If a more frequently occurring endpoint can be substituted, with the same biologically anticipated effects of treatment, then the required sample size will fall accordingly. For example, while trials of lowering cholesterol level to reduce total mortality over 5 years may require, say, 12 000 patients, similar trials to reduce coronary mortality only (which cause a fall in total mortality) may only need 8000 patients, depending on the proportion of deaths due to coronary causes. Furthermore, trials designed to reduce the combined endpoint of coronary death plus non-fatal myocardial infarction may require perhaps 4000 patients, with even fewer required for trials designed to reduce all vascular events (all cardiovascular deaths plus non-fatal myocardial infarction plus non-fatal stroke plus any revascularisation procedure). Of course, in the above example, as the endpoint becomes broader, "softer" clinical outcomes are included (ie, some outcomes, such as a decision to send a patient for a revascularisation procedure, may be more subjectively based, and even influenced by a patient's treatment, including the study treatment, if blinding has failed).

The decision as to the choice of the primary endpoint in trials should be made in consultation with the clinicians who will ultimately use the trial's outcomes in practice. Selection of the endpoint must ensure that sufficient information is available to determine whether the new treatment should be applied in clinical practice.1

In any case, tracking (which is blinded to study treatment) of the risk profile of subjects randomised into a clinical trial should occur during recruitment, as well as monitoring during follow-up (also blinded) of the event rates in the entire cohort to allow consideration of

• a possible increase (or, rarely, decrease) in the target sample size before the end of recruitment;

• a change in the primary outcome of the study; and

• extending the scheduled follow-up period to yield more events.

Whenever possible, it is important to specify a stopping rule in the study protocol, based on accrued numbers of events rather than a calendar date, to allow a trial to continue without major disruption when trial outcome risks are lower than expected.

Once a study outline has been finalised, formal consideration should be given to substudies nested within the larger trial.
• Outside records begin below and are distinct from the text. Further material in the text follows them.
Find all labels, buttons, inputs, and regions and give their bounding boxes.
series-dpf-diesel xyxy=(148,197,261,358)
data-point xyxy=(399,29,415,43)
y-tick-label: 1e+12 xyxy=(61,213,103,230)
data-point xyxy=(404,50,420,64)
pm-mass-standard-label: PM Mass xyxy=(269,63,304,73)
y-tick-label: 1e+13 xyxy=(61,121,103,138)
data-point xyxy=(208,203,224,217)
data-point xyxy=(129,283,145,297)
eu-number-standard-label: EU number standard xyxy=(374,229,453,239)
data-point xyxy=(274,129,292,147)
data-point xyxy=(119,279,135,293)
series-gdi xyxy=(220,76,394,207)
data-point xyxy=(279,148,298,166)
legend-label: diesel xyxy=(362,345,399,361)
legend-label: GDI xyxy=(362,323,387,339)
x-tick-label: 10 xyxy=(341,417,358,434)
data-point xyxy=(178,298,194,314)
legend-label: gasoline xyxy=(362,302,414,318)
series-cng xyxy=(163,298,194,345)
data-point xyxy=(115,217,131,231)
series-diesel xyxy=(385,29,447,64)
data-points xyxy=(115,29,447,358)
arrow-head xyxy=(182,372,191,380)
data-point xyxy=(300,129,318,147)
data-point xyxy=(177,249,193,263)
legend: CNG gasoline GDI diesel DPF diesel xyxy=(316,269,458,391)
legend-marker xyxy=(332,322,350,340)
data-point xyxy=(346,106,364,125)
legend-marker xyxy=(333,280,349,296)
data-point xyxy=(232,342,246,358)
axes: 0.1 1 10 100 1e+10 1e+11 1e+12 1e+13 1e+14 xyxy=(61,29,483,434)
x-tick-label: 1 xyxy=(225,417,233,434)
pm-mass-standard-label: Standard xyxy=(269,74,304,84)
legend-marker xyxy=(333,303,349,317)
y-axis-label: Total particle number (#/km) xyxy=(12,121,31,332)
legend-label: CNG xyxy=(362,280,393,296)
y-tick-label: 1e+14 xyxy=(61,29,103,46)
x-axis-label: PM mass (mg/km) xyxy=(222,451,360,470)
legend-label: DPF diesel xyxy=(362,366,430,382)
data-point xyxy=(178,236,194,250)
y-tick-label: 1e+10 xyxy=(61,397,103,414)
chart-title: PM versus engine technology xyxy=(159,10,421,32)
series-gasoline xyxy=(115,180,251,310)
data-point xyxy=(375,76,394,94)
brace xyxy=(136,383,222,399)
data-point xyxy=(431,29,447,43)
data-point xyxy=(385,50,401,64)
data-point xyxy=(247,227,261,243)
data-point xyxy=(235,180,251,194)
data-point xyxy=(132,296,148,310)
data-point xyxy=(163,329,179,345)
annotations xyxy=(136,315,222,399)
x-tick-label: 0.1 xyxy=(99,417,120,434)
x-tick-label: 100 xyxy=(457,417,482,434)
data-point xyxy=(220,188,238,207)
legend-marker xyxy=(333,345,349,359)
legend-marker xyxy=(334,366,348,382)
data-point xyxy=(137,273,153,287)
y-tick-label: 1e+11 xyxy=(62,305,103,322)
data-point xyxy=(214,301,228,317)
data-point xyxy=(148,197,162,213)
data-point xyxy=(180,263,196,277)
The use of surrogate outcomes offers the opportunity to answer questions of related interest, or to explore the mechanism of the treatment effect6 in ways which might otherwise be prohibitively costly (ie, setting up substudies as separate enterprises). For example, in a study of the effects of lipid-lowering therapy on coronary death and stroke in many thousands of subjects with prior cardiovascular disease, substudies exploring the effects of treatment on (i) the measured progression of coronary atherosclerosis (using serial coronary angiography), (ii) the progression of carotid intima media thickness, (iii) the change in brachial vascular reactivity (using serial ultrasound examinations), or (iv) endothelial vasoactive peptide levels, may have sufficient power with only several hundred subjects each. For each substudy, the resources needed for subject identification and recruitment, running trial clinics and follow-up are already largely covered by the main trial infrastructure, resulting in extremely cost-effective research opportunities.

A number of strategies can help to ensure that clinical trials research can be done within limited budgets and by smaller-scale collaborations (Box 4). Care must be taken, however, to deliver results that are still meaningful to clinicians, and have a low risk of false-negative conclusions. As always, seeking professional advice can help to ensure success.